The ostentatious brutality practiced by the authorities is aimed at intimidating people, sowing fear in society and preventing any initiative, especially political. But senseless brutality is only one side of the coin. The other side of the coin is the creation of a perfectly functioning regime of state terror. Thus, the Russian government today pursues two closely related goals: to create a regime of total control over society and to plunge society into a state of terror over the possible consequences of the slightest deviation from the political and moral norms established by the government.

This is why virtually all social initiatives, whether they be religious practices, unconventional sexual behavior, charitable programs or environmental activities, are persecuted in Russia today. Only those who are in full agreement with the authorities and accept their meticulous control are allowed to survive. All this clearly indicates the aim of the present Russian authorities: to revive totalitarianism.

It is no longer enough for the totalitarian regime to protect itself from political competition by suppressing the opposition.

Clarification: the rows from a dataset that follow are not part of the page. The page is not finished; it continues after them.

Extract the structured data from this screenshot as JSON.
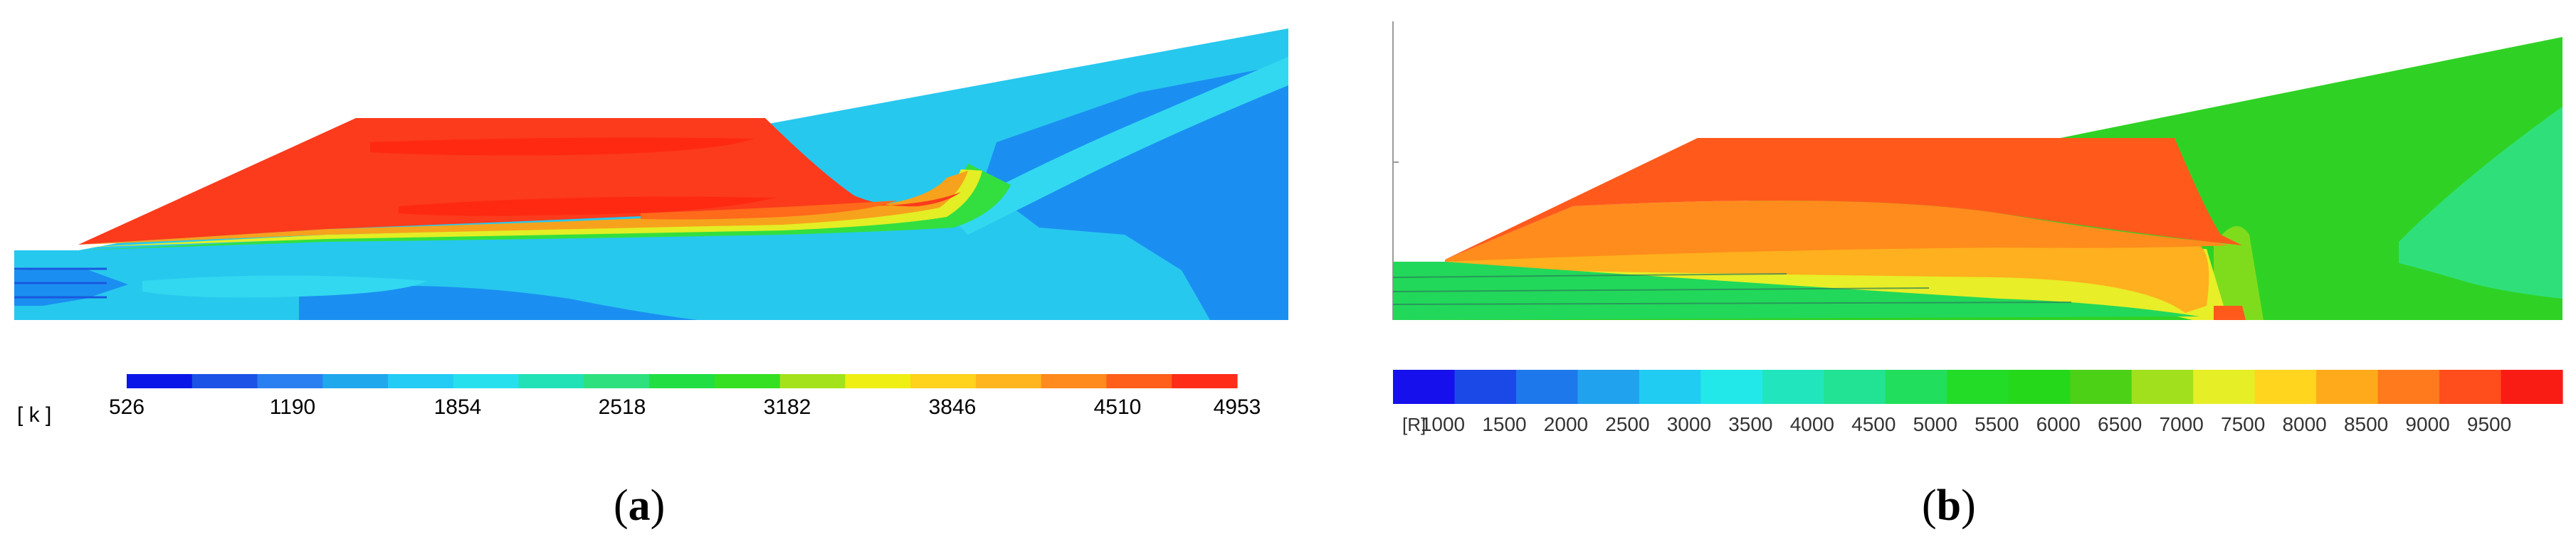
{
  "panels": [
    {
      "id": "a",
      "caption_letter": "a",
      "colorbar": {
        "unit_label": "[ k ]",
        "tick_labels": [
          "526",
          "1190",
          "1854",
          "2518",
          "3182",
          "3846",
          "4510",
          "4953"
        ],
        "colors": [
          "#0a16e8",
          "#1c52e6",
          "#2a80f0",
          "#1fa8ec",
          "#22ccf4",
          "#27e0ee",
          "#21e2b6",
          "#2fe07e",
          "#21df43",
          "#35df21",
          "#a4e21b",
          "#f0ef13",
          "#ffd21b",
          "#ffb51d",
          "#ff8a1d",
          "#ff5e1b",
          "#ff2c18"
        ]
      },
      "field_colors": {
        "shock_layer": "#fb3b1c",
        "shock_hot": "#ff2912",
        "shock_warm": "#ff6a1b",
        "boundary": "#f7a21c",
        "boundary_yellow": "#e3ee24",
        "boundary_green": "#33df3f",
        "cool_flow": "#27c8ee",
        "cool_deep": "#1a8ff1",
        "cool_light": "#32d8f0"
      }
    },
    {
      "id": "b",
      "caption_letter": "b",
      "colorbar": {
        "unit_label": "[R]",
        "tick_labels": [
          "1000",
          "1500",
          "2000",
          "2500",
          "3000",
          "3500",
          "4000",
          "4500",
          "5000",
          "5500",
          "6000",
          "6500",
          "7000",
          "7500",
          "8000",
          "8500",
          "9000",
          "9500"
        ],
        "colors": [
          "#1510ec",
          "#1a49e8",
          "#1d78ec",
          "#20a2ee",
          "#21ccf2",
          "#22e8ea",
          "#21e6bd",
          "#22e294",
          "#21df5c",
          "#22dc28",
          "#25d81a",
          "#4dd117",
          "#a0e01c",
          "#e6ee26",
          "#ffd51d",
          "#ffaa1a",
          "#ff7a1c",
          "#ff4d1c",
          "#f91c14"
        ]
      },
      "field_colors": {
        "shock_layer": "#ff5a1c",
        "shock_mid": "#ff8c1c",
        "boundary": "#ffb01e",
        "boundary_yellow": "#e8ee27",
        "warm_green": "#7fdc1d",
        "main_green": "#2fd224",
        "light_green": "#2fe07a",
        "inlet": "#22d85a"
      }
    }
  ]
}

The authorities seek to control all spheres of public life — economy, culture, education, science, sex, sports, religion. They want to control all those who agree and destroy all those who do not. This is the maximum program.

Jehovah’s Witnesses are being persecuted today in accordance with this program. They are harmless to political power, but it is impossible to bring them under total control. Not even Hitler and Stalin succeeded. Under Communism and National Socialism, the Witnesses were severely repressed, but never broken.

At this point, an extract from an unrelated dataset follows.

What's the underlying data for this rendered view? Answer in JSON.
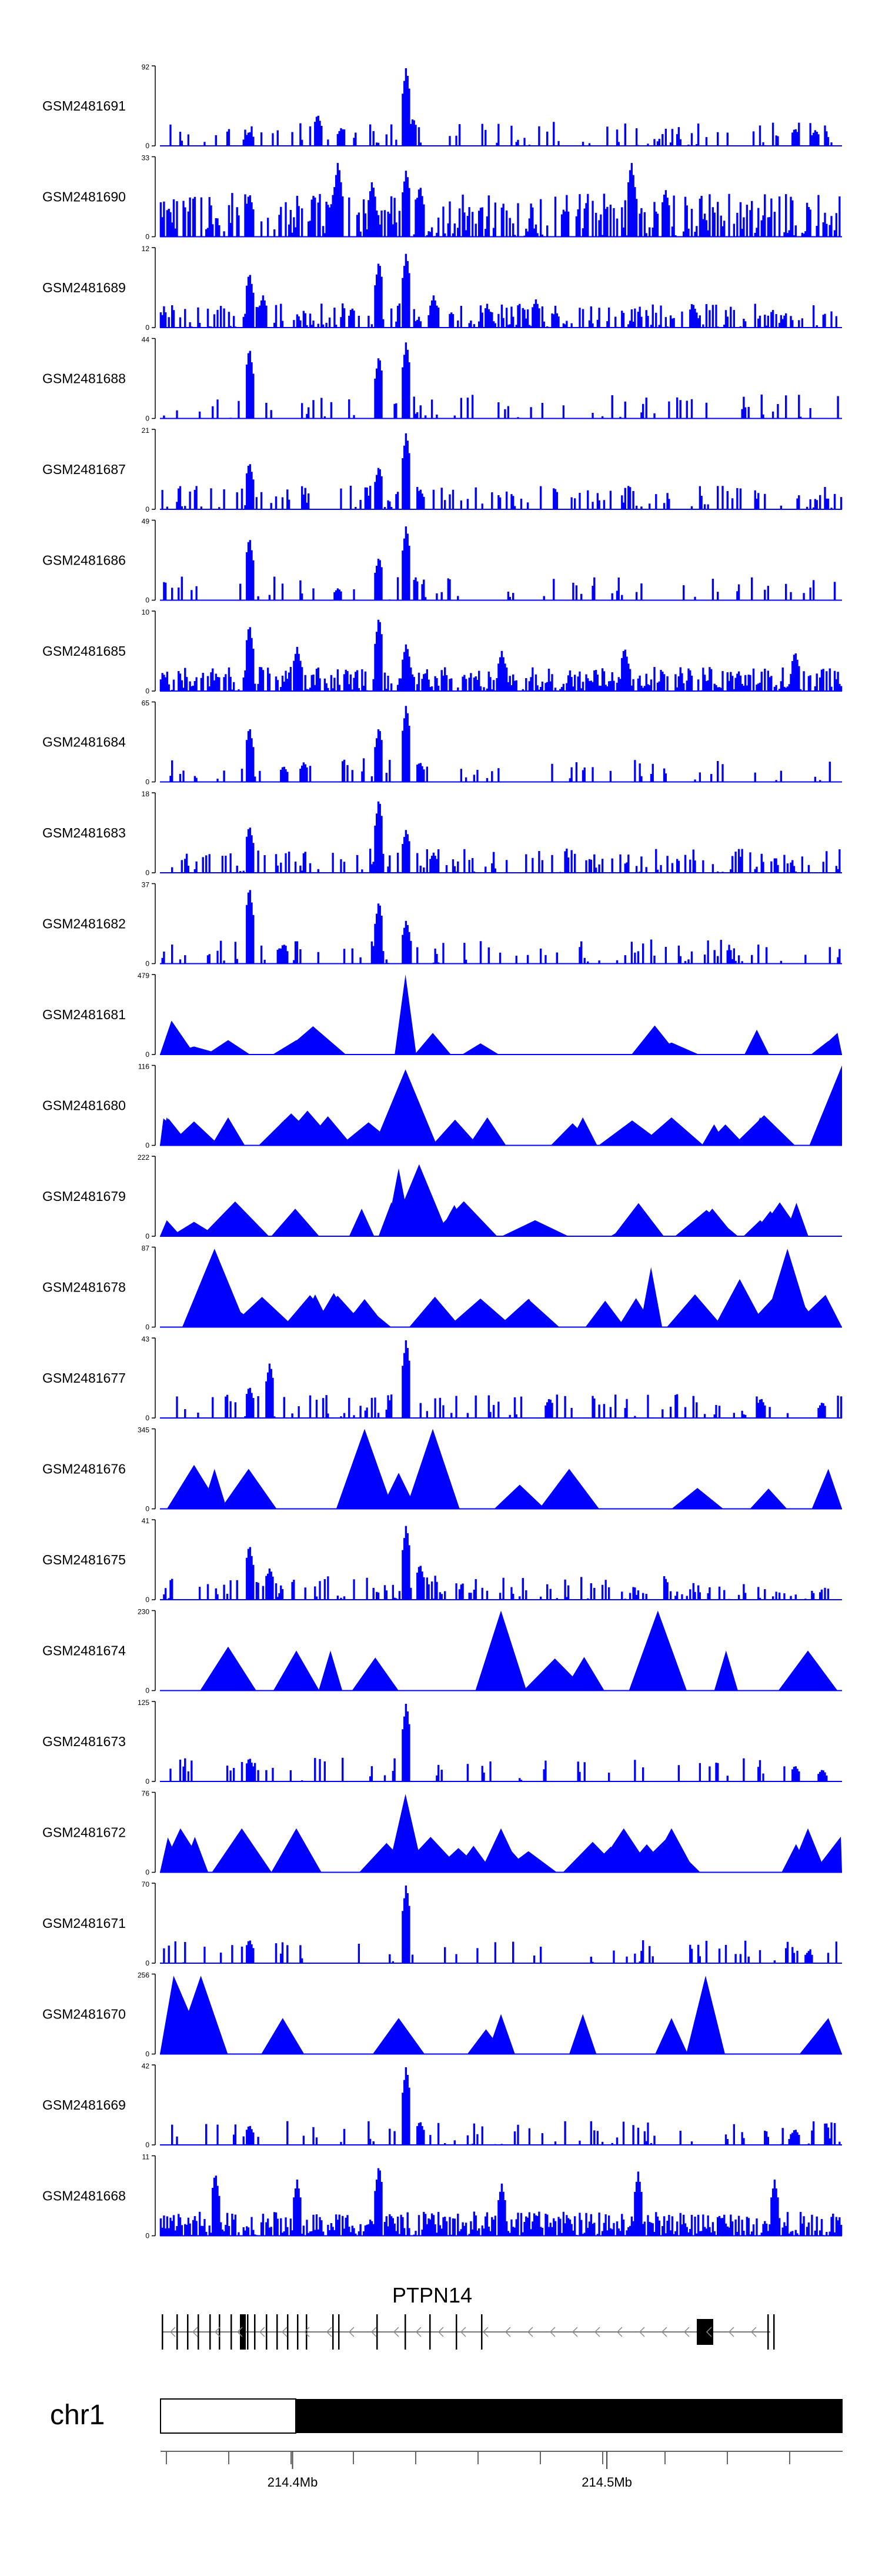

It is under this program that the LGBT community is persecuted in Russia. The authorities realize that they cannot enter the bed of everyone and regulate the sexual life there. Instead, they pass laws restricting the rights of LGBT people. In many cases, the authorities encourage lawless violence, arbitrary persecution and even extrajudicial killings of those they classify as representatives of a “non-traditional sexual orientation”.

Thus, the absurd has its explanation: it is indispensable for the authorities, even if it damages their image. The absurd is a tax on dictatorship, the unavoidable cost of achieving a political goal. It is likely that the government is constantly evaluating what is more profitable for them: to look like aggressive morons in the eyes of the world, or to continue terrorizing society at every opportunity? Lately, their choice seems to have been decided. They are ready to ignore their image in order to consolidate their power and their undivided domination of the country.

Alexander Podrabinek is a Russian independent journalist and former Soviet political prisoner. Involved in the democratic movement in the USSR since the early 1970s, he particularly investigated the use of psychiatry for political purposes. Tried twice for "defamation" for his books and articles published in the West or circulated in samizdat, he spent five and a half years in prison, in labor camps, and in exile. His most well-known book is "Punitive Medicine," available in Russian and English. He is a columnist and journalist for several media outlets, including Novaya Gazeta, RFI, Radio Liberty, and others.